The project is estimated to produce around 50.4 million cement bags per year to help meet the growing infrastructure requirements in Mindanao.
Voting unanimously, the FIRB board approved the grant of a two-year income tax holiday, followed by five years of enhanced deductions and duty exemption on importations of capital equipment, raw materials, spare parts, or accessories for the project, which is set to start commercial operations in July this year in Sta. Cruz, Davao del Sur.
Trade Secretary and FIRB co-chair Ramon Lopez said that approving the grant of incentives will “help achieve the country’s goal of reducing dependence on cement imports and stabilizing the price and supply of the product, on top of the economic benefits of more jobs and business activity generated by the project.”

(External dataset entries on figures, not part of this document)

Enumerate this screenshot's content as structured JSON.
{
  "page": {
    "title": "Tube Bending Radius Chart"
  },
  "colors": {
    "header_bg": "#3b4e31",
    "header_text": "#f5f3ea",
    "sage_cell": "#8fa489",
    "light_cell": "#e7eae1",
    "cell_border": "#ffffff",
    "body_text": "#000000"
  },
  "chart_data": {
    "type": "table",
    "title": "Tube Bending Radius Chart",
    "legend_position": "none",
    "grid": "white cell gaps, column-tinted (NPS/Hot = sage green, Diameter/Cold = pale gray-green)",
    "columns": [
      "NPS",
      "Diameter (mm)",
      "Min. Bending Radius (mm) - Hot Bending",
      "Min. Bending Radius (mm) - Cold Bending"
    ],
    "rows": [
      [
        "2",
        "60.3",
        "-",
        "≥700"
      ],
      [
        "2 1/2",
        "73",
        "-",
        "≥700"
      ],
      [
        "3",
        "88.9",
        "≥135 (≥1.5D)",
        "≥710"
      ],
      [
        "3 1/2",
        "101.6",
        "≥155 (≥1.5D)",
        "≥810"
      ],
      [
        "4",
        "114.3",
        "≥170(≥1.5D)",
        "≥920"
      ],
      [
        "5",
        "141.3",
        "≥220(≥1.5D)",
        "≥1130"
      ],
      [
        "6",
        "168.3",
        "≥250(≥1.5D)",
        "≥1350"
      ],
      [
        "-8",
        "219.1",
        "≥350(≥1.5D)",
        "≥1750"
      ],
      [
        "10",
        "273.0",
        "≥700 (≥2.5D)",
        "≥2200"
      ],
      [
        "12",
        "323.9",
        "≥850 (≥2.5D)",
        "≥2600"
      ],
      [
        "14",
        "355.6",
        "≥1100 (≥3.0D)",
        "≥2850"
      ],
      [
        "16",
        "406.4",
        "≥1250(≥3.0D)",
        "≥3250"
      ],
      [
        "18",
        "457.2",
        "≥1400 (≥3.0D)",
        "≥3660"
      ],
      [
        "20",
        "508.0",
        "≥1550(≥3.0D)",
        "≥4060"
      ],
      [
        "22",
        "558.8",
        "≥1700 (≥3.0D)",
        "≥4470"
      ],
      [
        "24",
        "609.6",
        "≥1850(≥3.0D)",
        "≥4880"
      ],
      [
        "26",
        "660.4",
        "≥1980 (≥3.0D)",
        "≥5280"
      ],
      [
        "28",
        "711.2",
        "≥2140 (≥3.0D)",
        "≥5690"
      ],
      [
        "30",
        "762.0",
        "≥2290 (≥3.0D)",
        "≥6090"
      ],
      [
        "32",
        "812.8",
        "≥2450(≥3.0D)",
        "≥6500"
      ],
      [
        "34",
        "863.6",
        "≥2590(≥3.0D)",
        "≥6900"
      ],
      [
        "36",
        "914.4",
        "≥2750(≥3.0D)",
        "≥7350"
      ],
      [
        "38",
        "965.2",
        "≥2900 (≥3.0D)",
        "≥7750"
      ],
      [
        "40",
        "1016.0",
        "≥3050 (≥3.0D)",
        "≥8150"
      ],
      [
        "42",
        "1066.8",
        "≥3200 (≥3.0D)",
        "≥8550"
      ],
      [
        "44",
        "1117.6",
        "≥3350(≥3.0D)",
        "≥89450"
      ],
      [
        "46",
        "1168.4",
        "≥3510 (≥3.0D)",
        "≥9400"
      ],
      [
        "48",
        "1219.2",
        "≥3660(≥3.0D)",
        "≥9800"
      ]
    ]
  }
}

The FIRB said that in deciding on the application, it considered the costs and benefits of granting incentives to the project.
Finance Assistant Secretary and FIRB Secretariat head Juvy Danofrata said the projected direct and indirect benefits from the project would outweighs its projected costs, which include the foregone revenues from the tax incentives.
The project is expected to stimulate forward linkages, promote the use of energy-efficient equipment that can lead to a transfer of knowledge and improvement in productivity, especially in the underdeveloped area where the project is located.
The FIRB is an interagency government body created by Republic Act No. 11534 to grant tax incentives to registered business enterprises. It also grants tax subsidies to government-owned and -controlled corporations.
The law harmonizes the tax incentives given by different investment promotion agencies and reduced the corporate income tax rate of micro, small and medium enterprises from 30 percent to 20 percent and the rate on large corporations from 30 to 25 percent.
It also provides generous and flexible tax incentive system that is performance-based, time-bound, targeted and transparent.